The basilica is reputedly the impetus for the entire Gothic movement in church architecture, as the first of its kind built anywhere. It has all the checklist items of the Gothic style, but is so wonderfully light in comparison to some other northern examples I’ve seen.


It has some colourful and surprising stained glass, and some that looks quite Celtic. I’d be interested to know more about the basilica and its development.





I now bore you with more photos of the basilica…






There was a pigeon trapped inside the church when we were there, whom Jo Ann named Virgil for reasons unknown, and she suggested I compose some sort of Virgil-related book. I’m thinking of a children’s book series where the statue of Jesus comes to life and talks to the pigeon, who is, naturally, rescued, as his eye is on the sparrow and a pigeon’s much harder to miss.

Or something.

From Meg’s blog, here:

On our way back home, we had an interesting experience. Jo Ann saw a Sephora store (a fancy make-up and perfume shop), and she wanted to go in because they let you sample everything inside. Well, Jo Ann decided that she was going to do a make-over on me using some of the samples, and she started with some very vibrant turquoise eye shadow. About halfway through, one of the sales clerks came over and checked on us. She said that what we were using wasn't one of the samples, that Jo Ann had opened new makeup. Jo Ann apologized in French, and I said that I'd buy it if we needed to do so. Luckily, we didn't, but after that the fun was gone from the experience. We all felt a little guilty and decided to sneak out of the store one by one before creating anymore mayhem. After we had all safely escaped, Kathleen looked at my very, very brightly shaded lids and said, "Meg, you're wearing contraband on your face." I don't know, but I think there's something about Kathleen that draws the security people and causes us to get in trouble wherever we go. Maybe it all goes back to that time that she was picked up for drug dealing (a mistake, of course).

I’m not going to comment on the last part. Harrumph. I only add that I had nothing to do with the make up thing, though I was carrying around a bottle of Clinique cleanser that I didn’t want as the staff were keen to try out their hard sell technique in different languages… I had no problem, morally, sneaking away first, and in fact suggested I sacrifice myself by testing the escape route. Once clear of the doors, I hid behind a pillar until Meg appeared. “Pssst…”

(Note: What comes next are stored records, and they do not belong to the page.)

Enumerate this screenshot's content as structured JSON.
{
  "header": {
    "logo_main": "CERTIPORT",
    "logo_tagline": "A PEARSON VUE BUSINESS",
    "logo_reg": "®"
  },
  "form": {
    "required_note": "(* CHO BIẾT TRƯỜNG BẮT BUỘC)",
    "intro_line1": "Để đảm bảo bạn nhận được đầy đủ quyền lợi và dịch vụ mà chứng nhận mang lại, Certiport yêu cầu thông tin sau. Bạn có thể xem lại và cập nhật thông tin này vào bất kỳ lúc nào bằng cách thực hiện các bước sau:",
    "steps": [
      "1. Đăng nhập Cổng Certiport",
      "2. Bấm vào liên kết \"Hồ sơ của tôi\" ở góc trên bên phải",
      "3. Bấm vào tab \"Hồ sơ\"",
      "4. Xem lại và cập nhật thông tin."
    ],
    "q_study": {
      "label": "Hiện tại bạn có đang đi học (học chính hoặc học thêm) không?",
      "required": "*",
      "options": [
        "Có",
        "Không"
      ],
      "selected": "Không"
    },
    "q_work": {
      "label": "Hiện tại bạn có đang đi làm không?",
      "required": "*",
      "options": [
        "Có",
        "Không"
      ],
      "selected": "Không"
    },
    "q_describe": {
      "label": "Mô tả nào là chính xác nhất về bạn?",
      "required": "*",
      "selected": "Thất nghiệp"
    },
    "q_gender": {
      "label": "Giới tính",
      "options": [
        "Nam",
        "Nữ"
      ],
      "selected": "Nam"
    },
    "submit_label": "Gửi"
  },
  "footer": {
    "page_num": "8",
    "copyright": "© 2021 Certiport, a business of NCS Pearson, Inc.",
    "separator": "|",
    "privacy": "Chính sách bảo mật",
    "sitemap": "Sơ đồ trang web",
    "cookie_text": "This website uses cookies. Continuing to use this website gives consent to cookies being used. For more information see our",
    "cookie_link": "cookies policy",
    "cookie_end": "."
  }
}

So Jo Ann found us both back there, and having escaped we didn’t feel too silly until we realised that it would all be on security camera. Ah.

Kenny and I picked Jo Ann up at the bus stop later that evening, and we three went off to the Hard Rock Café, where we had a very hungry, tasty and John-Mayer-involving evening, and I (at length) managed to talk them into selling me a shot glass. Long story. Not that interesting.

1 comment:

Meg said...

Skeletor rocks, and the lack of an elephant was disappointing.